This study aimed to further understand the toxicity of high concentrations of nitrogen dioxide (NO₂) to plants, especially to plant photosynthesis. Tobacco plants in the six-leaf stage were exposed to 16.0 μL L⁻¹ NO₂ to determine the activities of photosystem II (PSII) and photosystem I (PSI) reaction centers, the blocking site of PSII electron transport, the degree of membrane peroxidation and the relative expression of PsbA, PsbO and PsaA genes in the third fully expanded leaves by using gas exchange and chlorophyll fluorescence techniques, biochemical and RT-PCR analysis. The results showed that 16.0 μL L⁻¹ NO₂ caused necrotic lesions to form on leaves and significantly increased the generation rate of superoxide anions (O₂^-) and the content of peroxynitrite (ONOO⁻) in leaves of tobacco seedling, leading to damage to cell membrane, chlorophyll content and net photosynthetic rate reduction, and photosynthetic apparatus destruction. Fumigation with 16.0 μL L⁻¹ NO₂ decreased the activity of PSII reaction center and oxygen evolution complex, and the relative expression of PabA in leaves of tobacco seedlings to inhibit the electron transport from the donor side to the receptor side of PSII, especially blocking the electron transport from Q_A to Q_B on the receptor side. The activity of the PSI reaction center and the relative expression of PsaA decreased, weakening the ability to accept electrons and inhibiting the electron transfer from PSII to PSI, which further increased the damage of PSII of tobacco seedling leaves caused by 16.0 μL L⁻¹ NO₂. Therefore, 16.0 μL L⁻¹ NO₂ leaded to the accumulation of O₂^- and ONOO⁻, which damaged the cell membrane and thylakoid membrane, inhibit the electron transport, and destroyed the photosynthetic apparatus in leaves of tobacco seedlings. The results from this study emphasized the importance of reducing the NO₂ concentration in the atmosphere.

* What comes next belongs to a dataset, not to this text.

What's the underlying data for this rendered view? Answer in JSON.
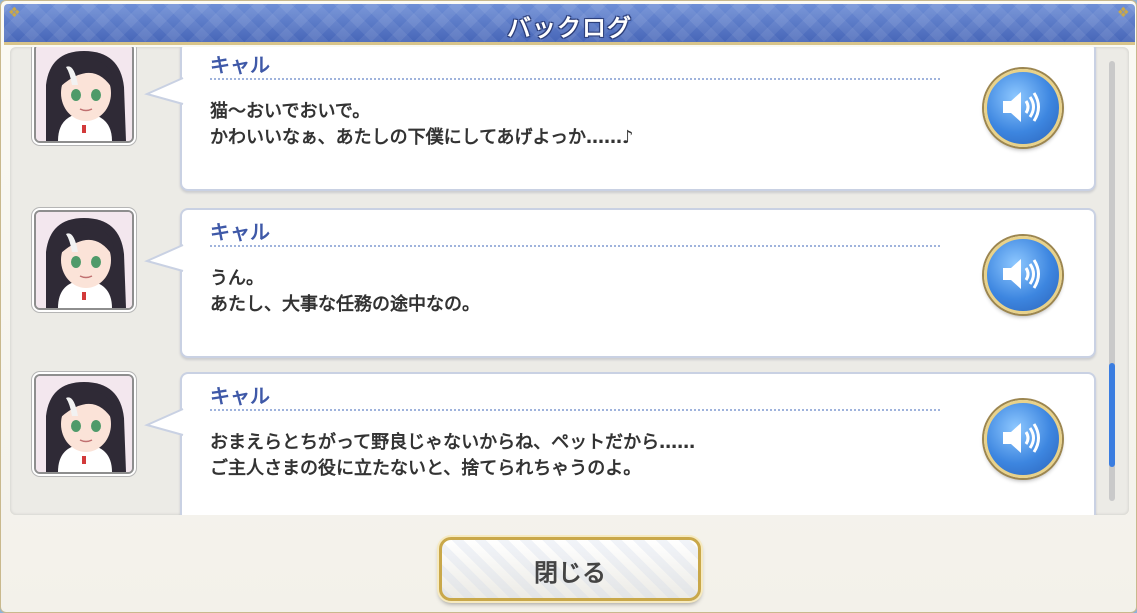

本研究旨在进一步了解高浓度二氧化氮（NO ₂ ）对植物尤其是植物光合作用的毒性。将六叶期烟草植株置于16.0 μL L ^-1 NO ₂中，测定光系统II（PSII）和光系统I（PSI）反应中心的活性、PSII电子传递的阻断位点、膜过氧化程度利用气体交换和叶绿素荧光技术、生化和RT-PCR分析，检测第三完全展开叶中PsbA 、 PsbO和PsaA基因的相对表达量。结果表明，16.0 μL L ^-1 NO ₂使烟苗叶片形成坏死病斑，并显着增加烟苗叶片中超氧阴离子（O ₂ ^- ）的生成率和过氧亚硝酸盐（ONOO ^- ）的含量，造成危害。使细胞膜、叶绿素含量和净光合速​​率降低，并破坏光合器官。 16.0 μL L ^-1 NO ₂熏蒸降低烟苗PSII反应中心和析氧复合物的活性以及PabA的相对表达量，抑制PSII供体侧向受体侧的电子传递，尤其是阻断电子从受体一侧的 Q _A传输到 Q _B 。 PSI反应中心活性和PsaA相对表达量下降，接受电子能力减弱，抑制PSII向PSI的电子传递，进一步加重16.0 μL L ^-1 NO对烟苗叶片PSII的损伤₂ .因此，16.0 μL L ^-1 NO ₂导致O ₂ ^-和ONOO ^-积累，损害细胞膜和类囊体膜，抑制电子传递，破坏烟苗叶片的光合机构。这项研究的结果强调了降低大气中 NO ₂浓度的重要性。